Benefícios do Programa de Compliance na área Trabalhista

Escrito por Vanessa Luiza Siraque Potente . 08 . 03 . 2023 Publicado em Artigos

 Por Vanessa Luiza Siraque Potente 

 

  1. Introdução 

Precipuamente, cumpre destacar que o presente artigo tem por finalidade apresentar o significado, conceito e surgimento no âmbito nacional, do programa de compliance na área trabalhista dentro da corporação.  

Objetiva-se também demonstrar que a instituição do compliance possui o fito de prevenir, detectar e responder à riscos de integridade, bem como desenvolver boas práticas em seu sistema de gestão para assegurar segurança e estabilidade nos negócios,  melhorando o clima organizacional por meio da promoção e disseminação de uma cultura positiva neste aspecto. Com isso será gerado um meio ambiente de trabalho mais sadio, refletindo em maior produtividade e lucratividade nos negócios. 

Como será demonstrado, o compliance torna-se uma ferramenta imprescindível no ponto de vista econômico e social, uma vez que a sociedade atual, no papel das pessoas e organizações, busca sempre mais se relacionar com empresas comprometidas fortemente com a transparência dentro dos negócios, o que traz consequentemente maior credibilidade no mercado e a minimização de judicialização de conflitos na área trabalhista. 

Portanto, discorrer-se-á sobre a importância da implementação de um programa de compliance pautado na prevenção, ética e combate de riscos dentro dos negócios, a fim de que a corporação atue em total conformidade com a legislação trabalhista de modo amplo, observando as Leis, Convenções Coletivas, Acordos Coletivos, Resoluções, Normas Regulamentadoras e demais regulamentos aplicáveis à empresa, o que trará maior segurança patrimonial, com aumento da produtividade, credibilidade e lucratividade no ramo de atuação, bem como a redução de custos com litígios desnecessários, garantindo a longevidade das operações. 

 

  1. Significado, conceito e surgimento do Compliance no Brasil 

O termo compliance vem do verbo em inglês “to comply”, o qual remete a ideia de “agir em sintonia com as regras”. 

 

De acordo com o Conselho Administrativo de Defesa Econômica – CADE:  

“Compliance é um conjunto de medidas internas que permite prevenir ou minimizar os riscos de violação às leis decorrentes de atividade praticada por um agente econômico e de qualquer um de seus sócios ou colaboradores. 

Por meio dos programas de compliance, os agentes reforçam seu compromisso com os valores e objetivos ali explicitados, primordialmente com o cumprimento da legislação.

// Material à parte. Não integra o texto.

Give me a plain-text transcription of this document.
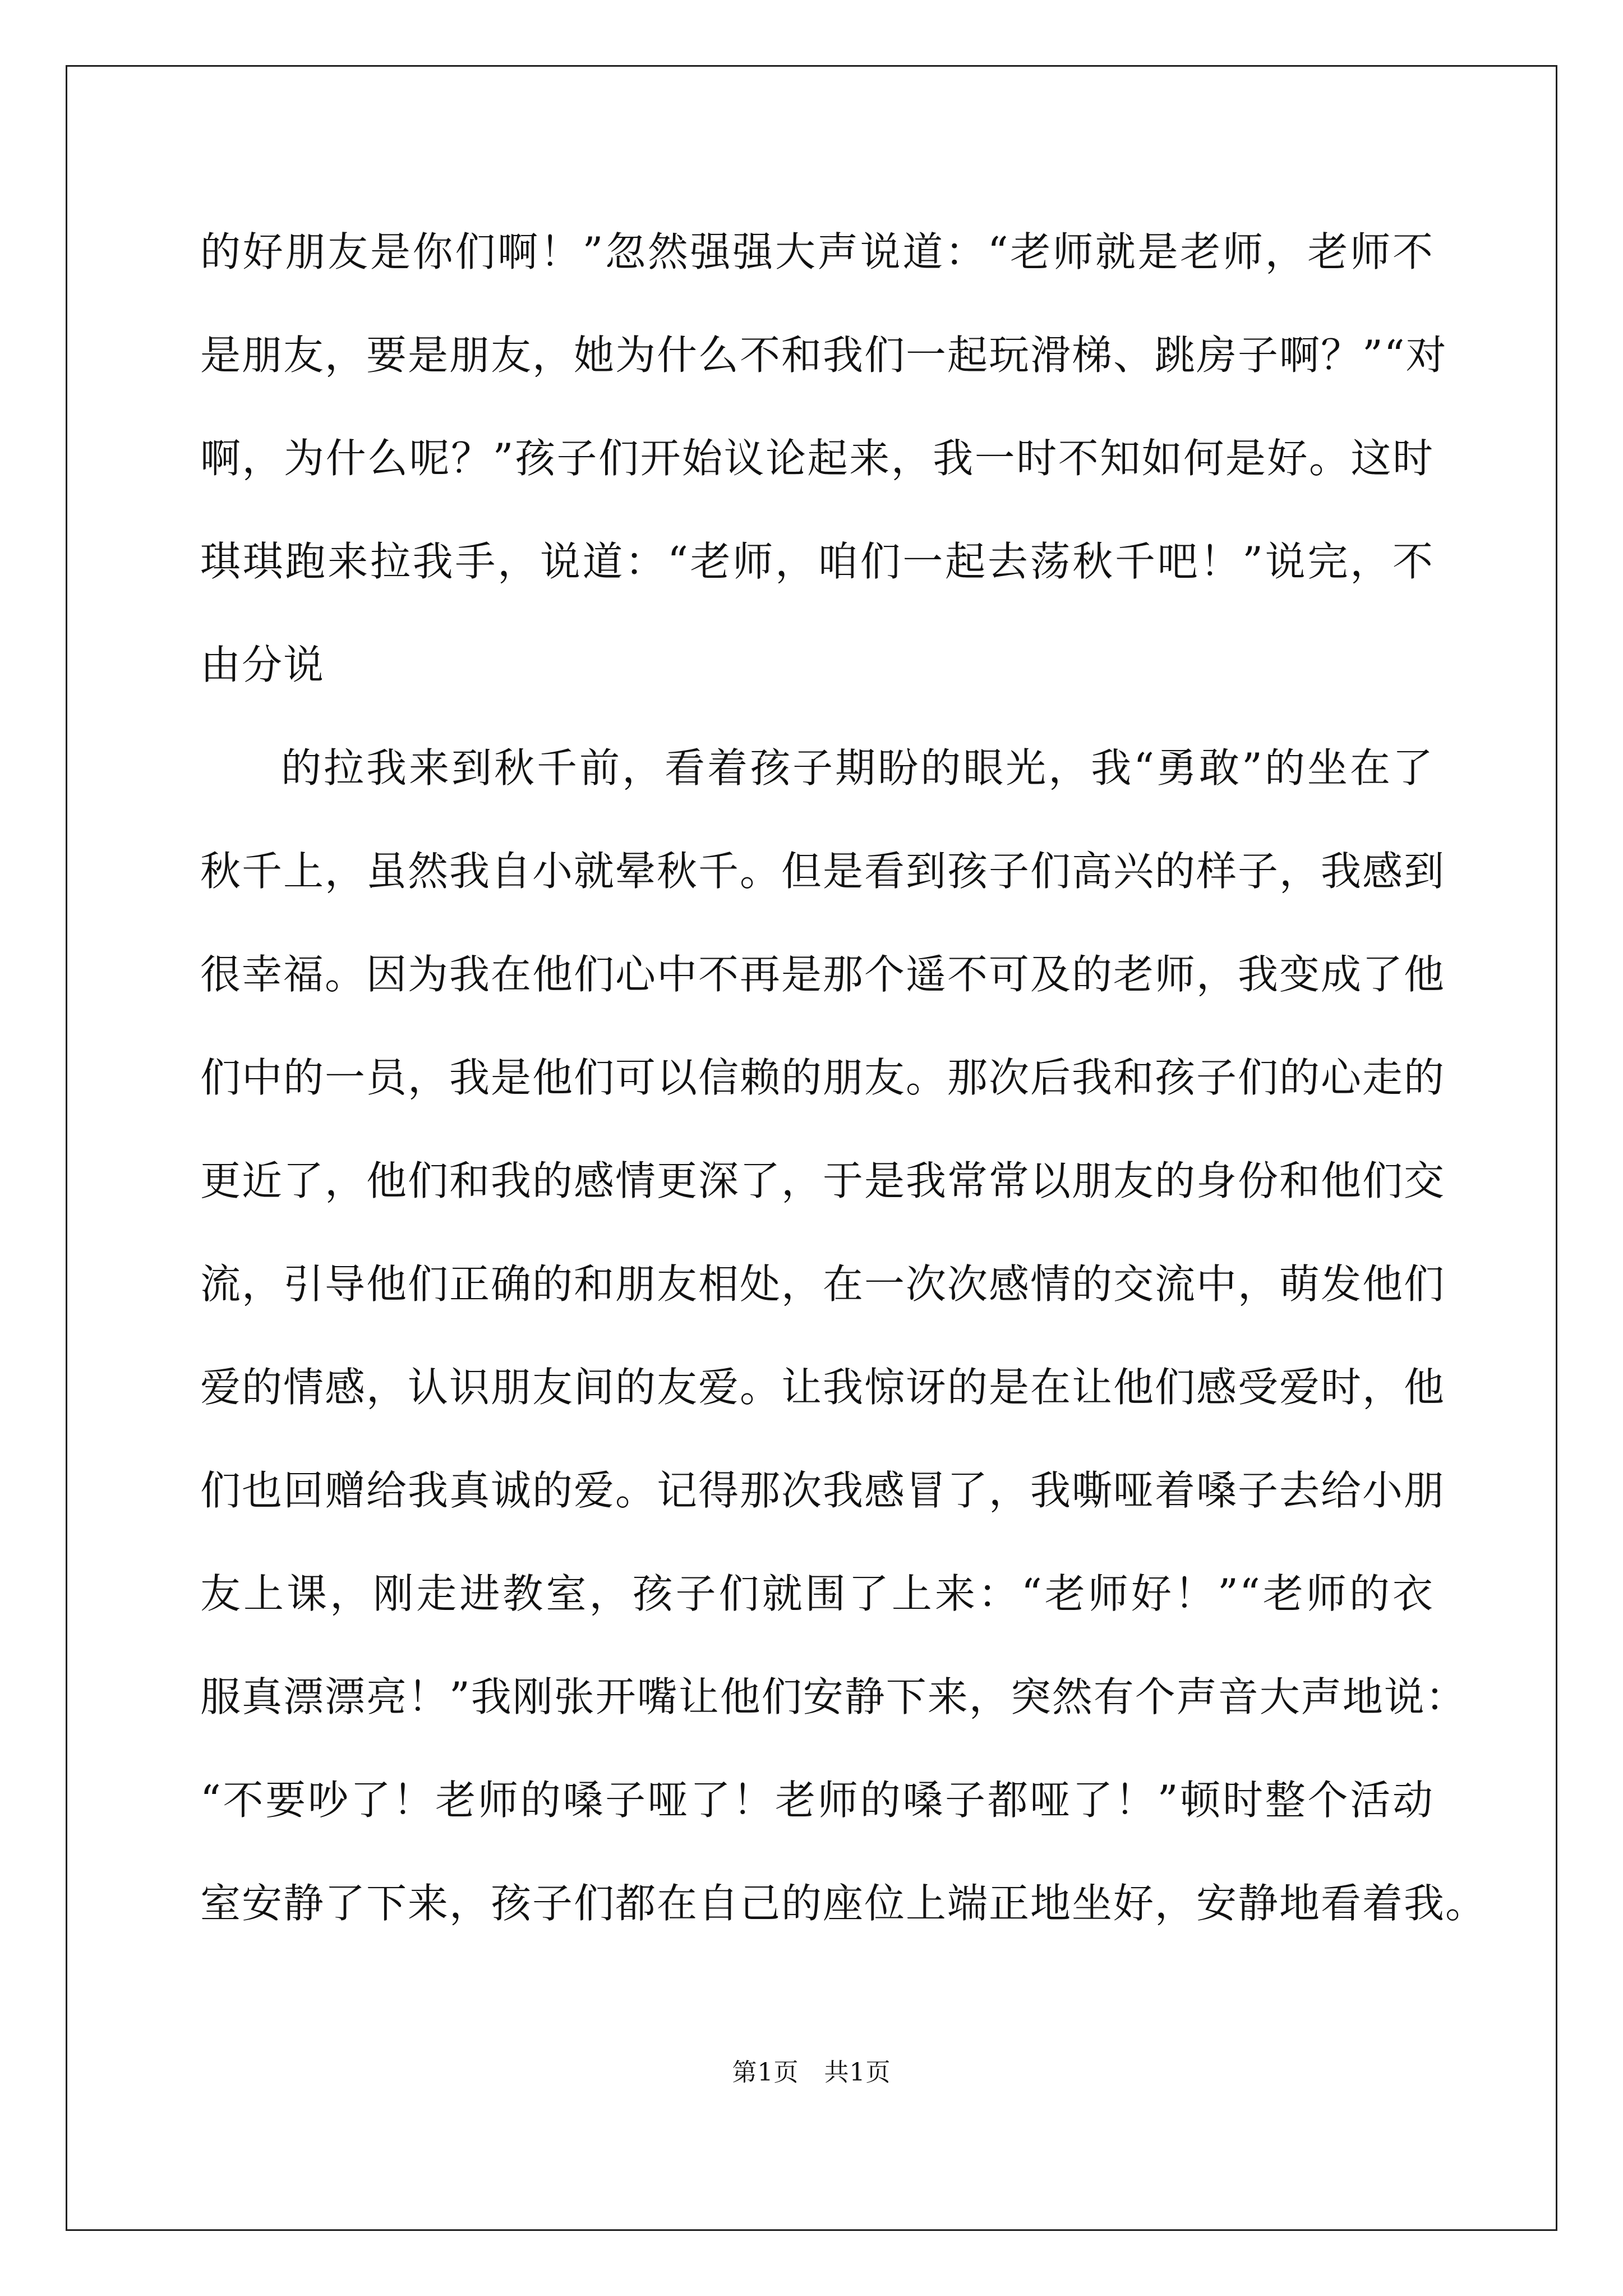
的好朋友是你们啊！”忽然强强大声说道：“老师就是老师，老师不
是朋友，要是朋友，她为什么不和我们一起玩滑梯、跳房子啊？”“对
啊，为什么呢？”孩子们开始议论起来，我一时不知如何是好。这时
琪琪跑来拉我手，说道：“老师，咱们一起去荡秋千吧！”说完，不
由分说
的拉我来到秋千前，看着孩子期盼的眼光，我“勇敢”的坐在了
秋千上，虽然我自小就晕秋千。但是看到孩子们高兴的样子，我感到
很幸福。因为我在他们心中不再是那个遥不可及的老师，我变成了他
们中的一员，我是他们可以信赖的朋友。那次后我和孩子们的心走的
更近了，他们和我的感情更深了，于是我常常以朋友的身份和他们交
流，引导他们正确的和朋友相处，在一次次感情的交流中，萌发他们
爱的情感，认识朋友间的友爱。让我惊讶的是在让他们感受爱时，他
们也回赠给我真诚的爱。记得那次我感冒了，我嘶哑着嗓子去给小朋
友上课，刚走进教室，孩子们就围了上来：“老师好！”“老师的衣
服真漂漂亮！”我刚张开嘴让他们安静下来，突然有个声音大声地说：
“不要吵了！老师的嗓子哑了！老师的嗓子都哑了！”顿时整个活动
室安静了下来，孩子们都在自己的座位上端正地坐好，安静地看着我。
第1页 共1页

Esse objetivo é bastante ambicioso e por isso mesmo ele requer não apenas a elaboração de uma série de procedimentos, mas também (e principalmente) uma mudança na cultura corporativa. O programa de compliance terá resultados positivos quando conseguir incutir nos colaboradores a importância em fazer a coisa certa. 

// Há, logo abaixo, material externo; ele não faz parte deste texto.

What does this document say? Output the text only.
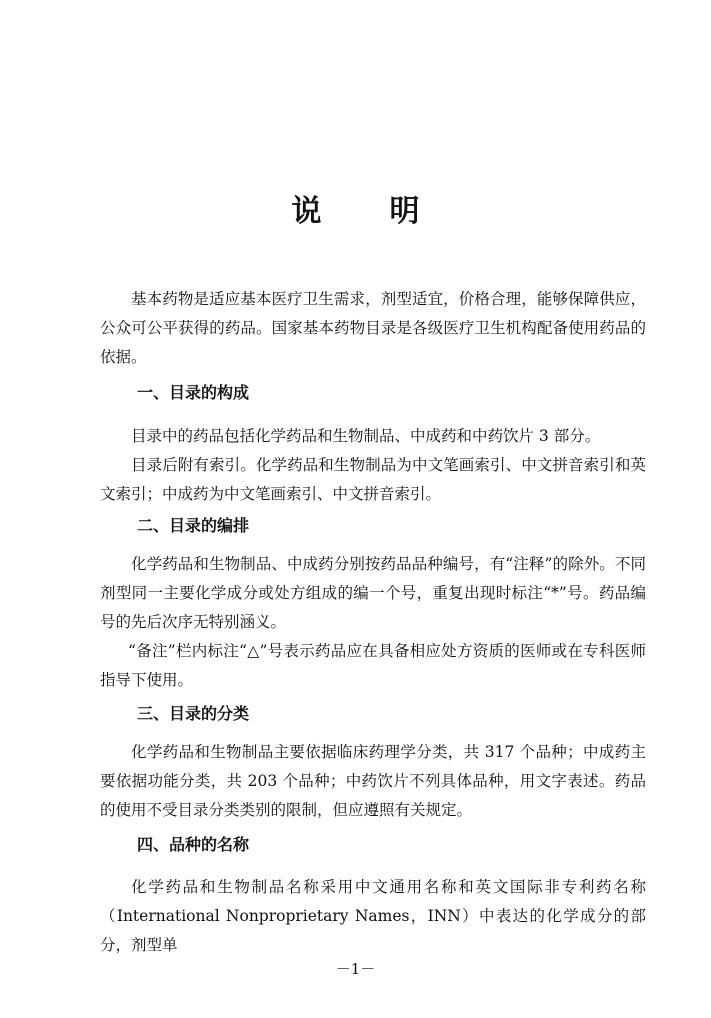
说 明

基本药物是适应基本医疗卫生需求，剂型适宜，价格合理，能够保障供应，公众可公平获得的药品。国家基本药物目录是各级医疗卫生机构配备使用药品的依据。

一、目录的构成

目录中的药品包括化学药品和生物制品、中成药和中药饮片 3 部分。

目录后附有索引。化学药品和生物制品为中文笔画索引、中文拼音索引和英文索引；中成药为中文笔画索引、中文拼音索引。

二、目录的编排

化学药品和生物制品、中成药分别按药品品种编号，有“注释”的除外。不同剂型同一主要化学成分或处方组成的编一个号，重复出现时标注“*”号。药品编号的先后次序无特别涵义。

“备注”栏内标注“△”号表示药品应在具备相应处方资质的医师或在专科医师指导下使用。

三、目录的分类

化学药品和生物制品主要依据临床药理学分类，共 317 个品种；中成药主要依据功能分类，共 203 个品种；中药饮片不列具体品种，用文字表述。药品的使用不受目录分类类别的限制，但应遵照有关规定。

四、品种的名称

化学药品和生物制品名称采用中文通用名称和英文国际非专利药名称（International Nonproprietary Names，INN）中表达的化学成分的部分，剂型单

－1－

Uma vez que tais colaboradores podem apresentar diferentes motivações e graus de tolerância a riscos, o programa tem por função ditar valores e objetivos comuns, garantindo sua observância permanente. Programas de compliance podem abranger diversas áreas afetas às atividades dos agentes econômicos, como corrupção, governança, fiscal, ambiental e concorrência, dentre outras, de forma independente ou agregada”. 1 

 

Observa-se, portanto, que a inserção de um programa de compliance tem por finalidade a prevenção e minimização de riscos, por meio de mecanismos/regras para a correta observância da legislação em seu sentido amplo.  

Contudo para que seja efetiva a implementação desse programa, necessariamente deve ocorrer mudança na cultura organizacional interna para que todos, desde funcionários, clientes, empresas parceiras e terceirizadas,  que transacionem com a organização empresaria ou a ela prestem serviços, entendam as diretrizes e a importância de sua correta aplicação. 

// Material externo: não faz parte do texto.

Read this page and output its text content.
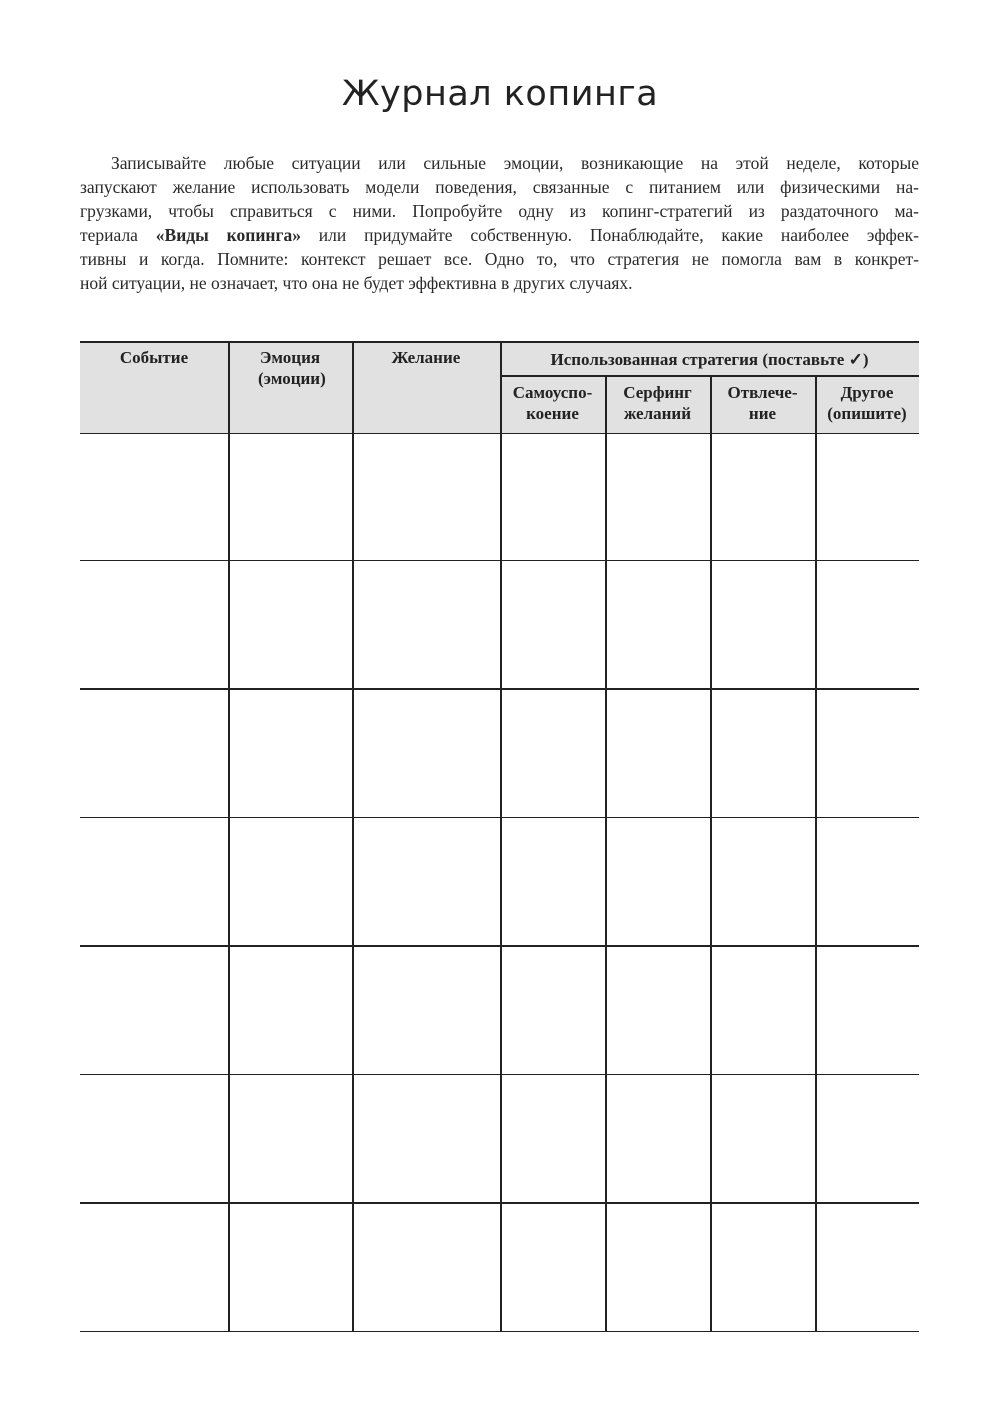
Журнал копинга
Записывайте любые ситуации или сильные эмоции, возникающие на этой неделе, которые
запускают желание использовать модели поведения, связанные с питанием или физическими на-
грузками, чтобы справиться с ними. Попробуйте одну из копинг-стратегий из раздаточного ма-
териала «Виды копинга» или придумайте собственную. Понаблюдайте, какие наиболее эффек-
тивны и когда. Помните: контекст решает все. Одно то, что стратегия не помогла вам в конкрет-
ной ситуации, не означает, что она не будет эффективна в других случаях.
Событие	Эмоция (эмоции)
Желание	Использованная стратегия (поставьте ✓)
Самоуспо-
коение
Серфинг
желаний
Отвлече-
ние
Другое
(опишите)
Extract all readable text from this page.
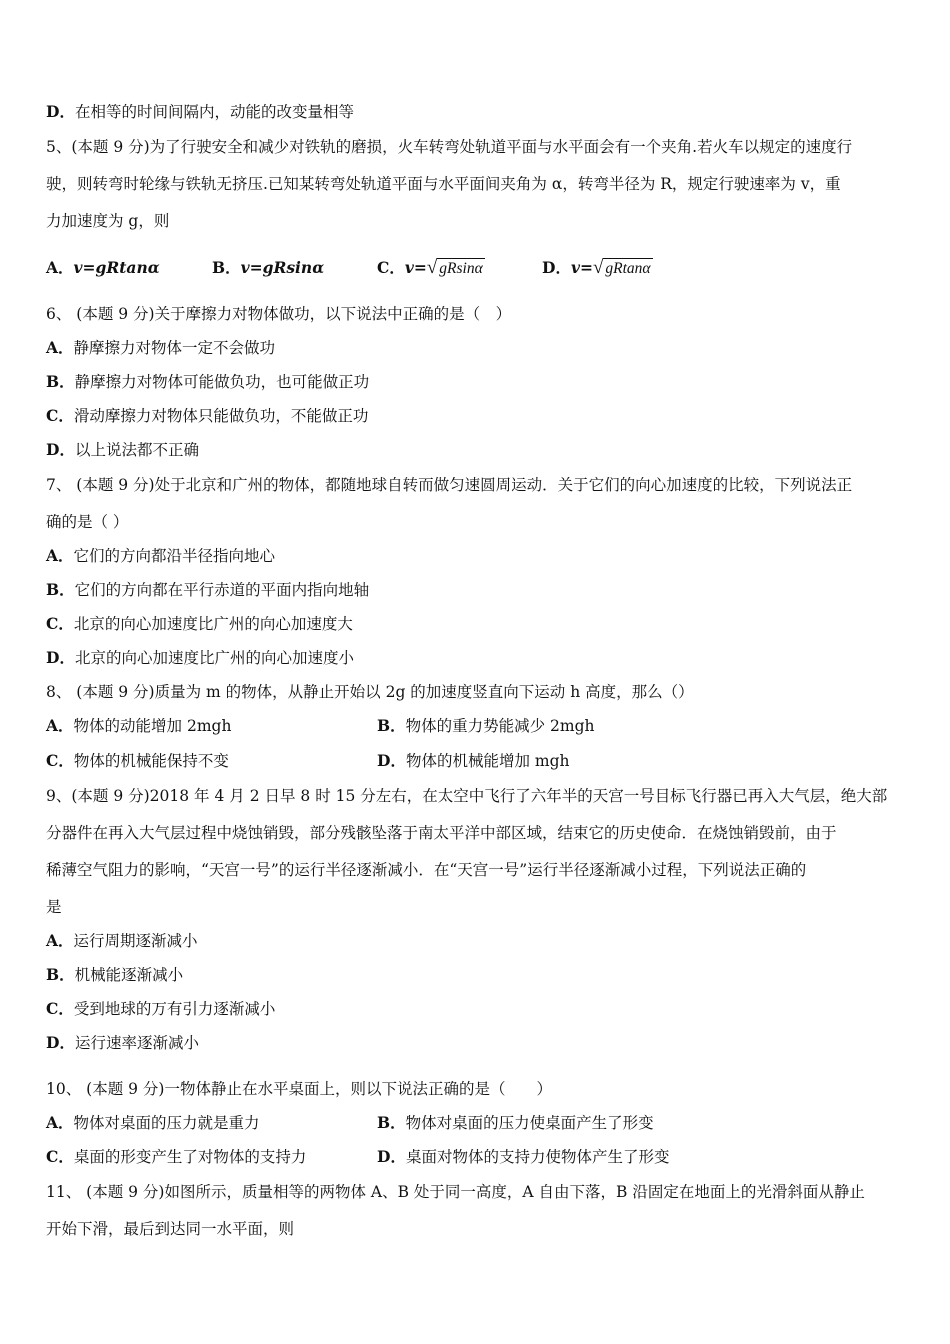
D．在相等的时间间隔内，动能的改变量相等
5、(本题 9 分)为了行驶安全和减少对铁轨的磨损，火车转弯处轨道平面与水平面会有一个夹角.若火车以规定的速度行
驶，则转弯时轮缘与铁轨无挤压.已知某转弯处轨道平面与水平面间夹角为 α，转弯半径为 R，规定行驶速率为 v，重
力加速度为 g，则
A．v=gRtanα	B．v=gRsinα	C．v=√ gRsinα	D．v=√ gRtanα
6、 (本题 9 分)关于摩擦力对物体做功，以下说法中正确的是（　）
A．静摩擦力对物体一定不会做功
B．静摩擦力对物体可能做负功，也可能做正功
C．滑动摩擦力对物体只能做负功，不能做正功
D．以上说法都不正确
7、 (本题 9 分)处于北京和广州的物体，都随地球自转而做匀速圆周运动．关于它们的向心加速度的比较，下列说法正
确的是（ ）
A．它们的方向都沿半径指向地心
B．它们的方向都在平行赤道的平面内指向地轴
C．北京的向心加速度比广州的向心加速度大
D．北京的向心加速度比广州的向心加速度小
8、 (本题 9 分)质量为 m 的物体，从静止开始以 2g 的加速度竖直向下运动 h 高度，那么（）
A．物体的动能增加 2mgh	B．物体的重力势能减少 2mgh
C．物体的机械能保持不变	D．物体的机械能增加 mgh
9、(本题 9 分)2018 年 4 月 2 日早 8 时 15 分左右，在太空中飞行了六年半的天宫一号目标飞行器已再入大气层，绝大部
分器件在再入大气层过程中烧蚀销毁，部分残骸坠落于南太平洋中部区域，结束它的历史使命．在烧蚀销毁前，由于
稀薄空气阻力的影响，“天宫一号”的运行半径逐渐减小．在“天宫一号”运行半径逐渐减小过程，下列说法正确的
是
A．运行周期逐渐减小
B．机械能逐渐减小
C．受到地球的万有引力逐渐减小
D．运行速率逐渐减小
10、 (本题 9 分)一物体静止在水平桌面上，则以下说法正确的是（　　）
A．物体对桌面的压力就是重力	B．物体对桌面的压力使桌面产生了形变
C．桌面的形变产生了对物体的支持力	D．桌面对物体的支持力使物体产生了形变
11、 (本题 9 分)如图所示，质量相等的两物体 A、B 处于同一高度，A 自由下落，B 沿固定在地面上的光滑斜面从静止
开始下滑，最后到达同一水平面，则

     Apesar da implementação de programas de compliance ser uma prática comum em outros países, no Brasil este tema passou ser difundido com mais ênfase após a promulgação da Lei Anticorrupção de nº 12.846/2013, meses antes das investigações conduzidas pelo Ministério Público em relação à vários esquemas de corrupção no País, os quais influenciaram o endurecimento da regulamentação e a adoção pelas empresas, uma vez que trouxe maior consciência sobre as consequências das más condutas e não conformidades legais dentro do ambiente corporativo. 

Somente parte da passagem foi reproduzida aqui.